Good choices for Schwab investors include Schwab YieldPlus (SWYPX), a $2,500 minimum ultra short-term bond fund yielding over 4%. The fund is available for no transaction fee for Schwab customers and can be sold with no onerous short-term redemption fees like Schwab charges for sales in non-Schwab mutual funds. Those who can meet the $50,000 minimum will do slightly (like 0.15%) better in the lower-fee Schwab YieldPlus Select (SWYSX) class.
Fidelity offers the squarest deal of the big four on sweep balances in their brokerage accounts. The default sweep option yields almost 3% – even on cash balances under $10,000. The rate goes up slightly on larger balances. Like E*TRADE, Fidelity customers can choose a municipal money market fund as a sweep option and earn tax-free income. Like Schwab, clients can buy and sell Fidelity Cash Reserves (FDRXX), a money market fund with a $2,500 minimum and low fees, currently yielding about 4.6%. Better yet, Cash Reserves is available as an automatic sweep option for retirement accounts.
Fidelity is in line with the better deals generally available at smaller discount brokers.
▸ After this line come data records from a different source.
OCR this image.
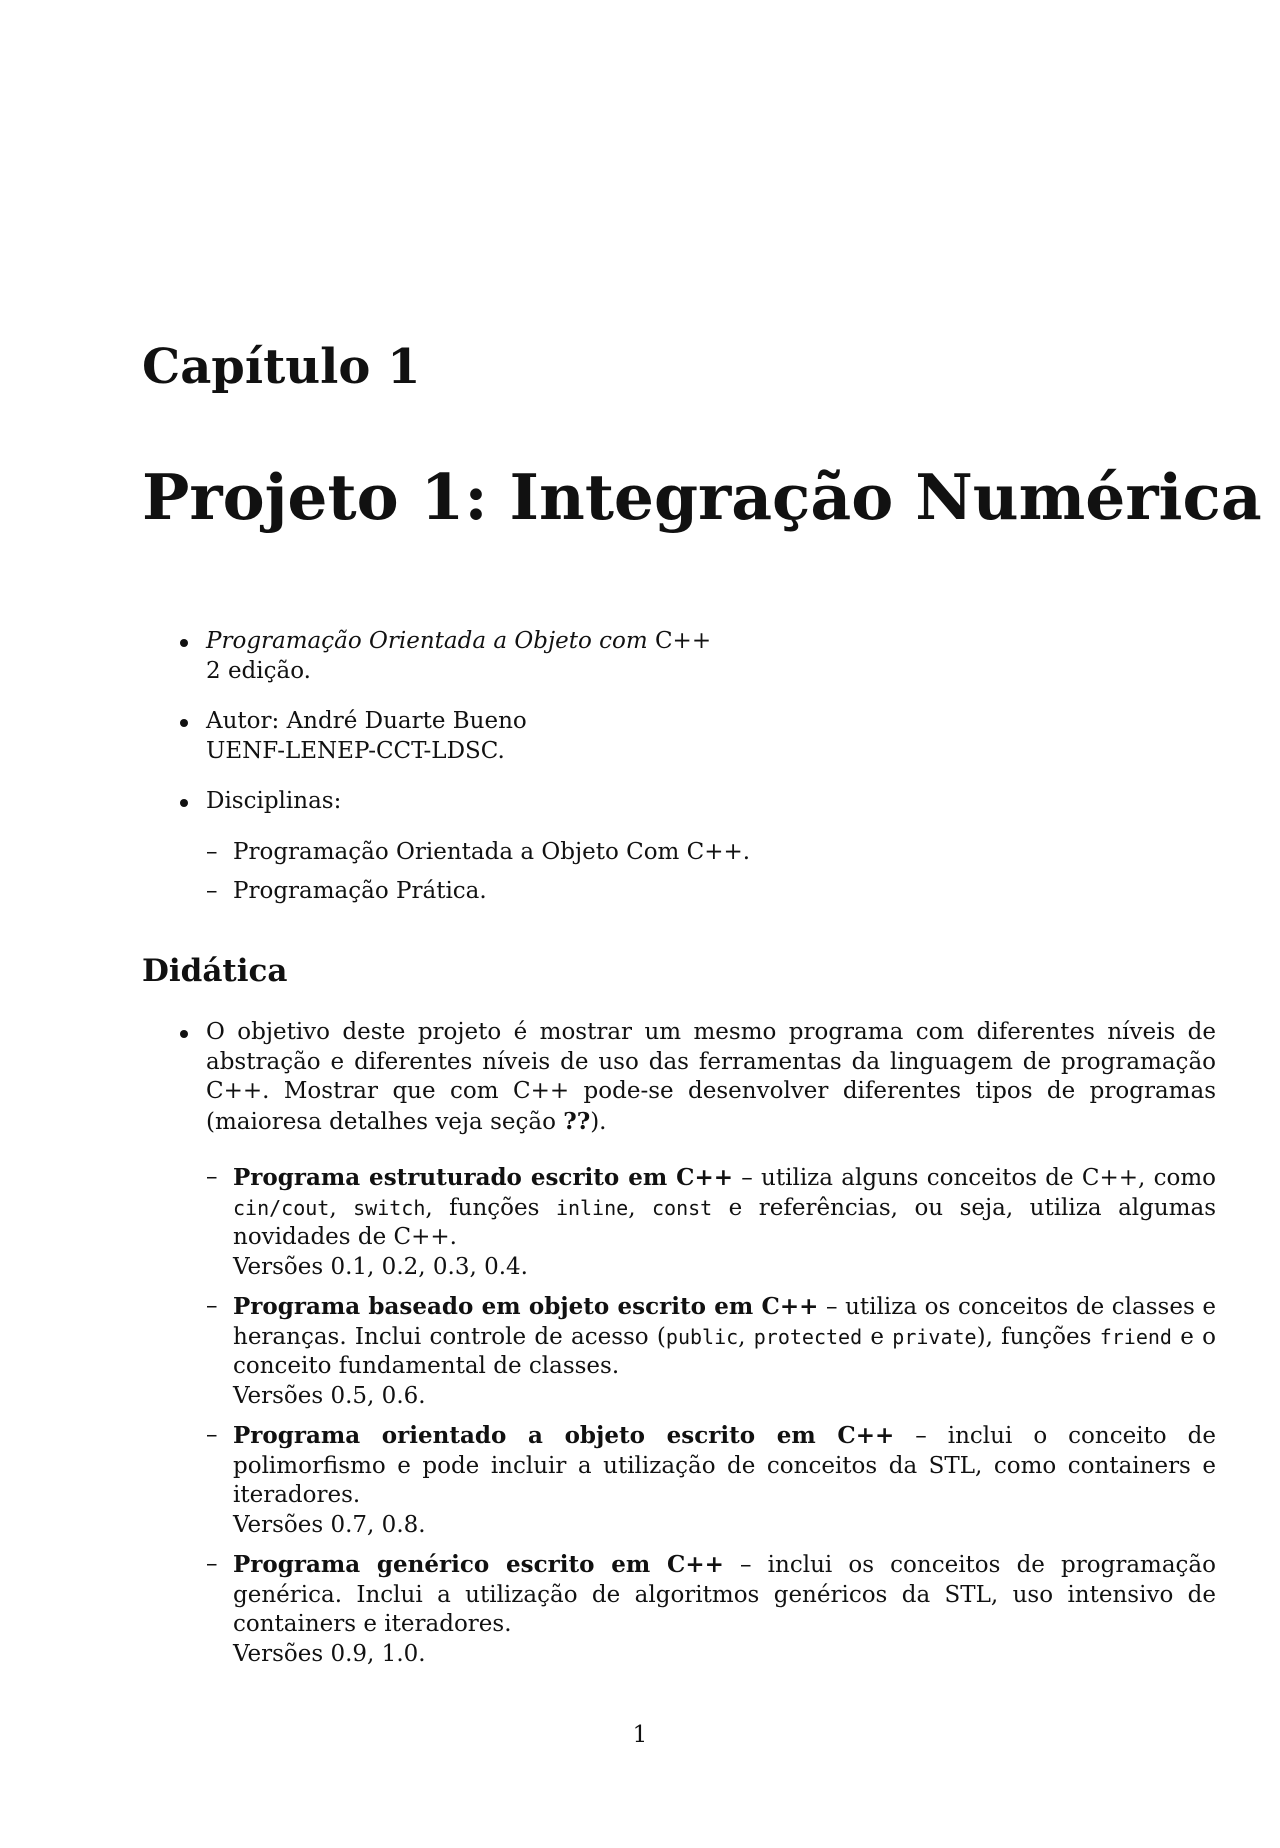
Capítulo 1
Projeto 1: Integração Numérica
Programação Orientada a Objeto com C++
2 edição.
Autor: André Duarte Bueno
UENF-LENEP-CCT-LDSC.
Disciplinas:
– Programação Orientada a Objeto Com C++.
– Programação Prática.
Didática
O objetivo deste projeto é mostrar um mesmo programa com diferentes níveis de abstração e diferentes níveis de uso das ferramentas da linguagem de programação C++. Mostrar que com C++ pode-se desenvolver diferentes tipos de programas (maioresa detalhes veja seção ??).
– Programa estruturado escrito em C++ – utiliza alguns conceitos de C++, como cin/cout, switch, funções inline, const e referências, ou seja, utiliza algumas novidades de C++.
Versões 0.1, 0.2, 0.3, 0.4.
– Programa baseado em objeto escrito em C++ – utiliza os conceitos de classes e heranças. Inclui controle de acesso (public, protected e private), funções friend e o conceito fundamental de classes.
Versões 0.5, 0.6.
– Programa orientado a objeto escrito em C++ – inclui o conceito de polimorfismo e pode incluir a utilização de conceitos da STL, como containers e iteradores.
Versões 0.7, 0.8.
– Programa genérico escrito em C++ – inclui os conceitos de programação genérica. Inclui a utilização de algoritmos genéricos da STL, uso intensivo de containers e iteradores.
Versões 0.9, 1.0.
1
Scottrade offers 1.5% on even a $50 sweep balance. On $5,000 you’ll earn 2%, and 2.75% on over $10,000. Firstrade offers 2% on less than $10,000 in cash, with rates going up with larger balances. Keep in mind that the big four are far more expensive places than Scottrade or Firstrade to buy and sell most mutual funds.
If your broker doesn’t have better options, there are a number of mutual funds that are essentially higher-yield money market funds (though technically they have slightly more risk). SSgA Yield Plus (SSYPX), Payden Limited Maturity (PYLMX) and PIMCO Low Duration Class D (PLDDX) are three funds most any brokerage client can buy for no transaction fee (NTF) and earn a normal yield (currently around 4.5%).
Unfortunately, if you have to sell these funds in a few months time, the brokers will likely charge you a short-term redemption fee for the privilege (often defeating the purpose of the purchase in the first place). Your best bet is the broker's own house brand ultra short-term bond funds or money market funds, if any, as these funds can be traded with no penalties. Those with lousy sweep options but low trading commissions could consider iShares Lehman 1-3 Year Treasury Bond (SHY), an exchange-traded fund that owns short-term government bonds – not quite a money market fund but a very low-risk choice. Just don’t let the commissions eat up the extra yield.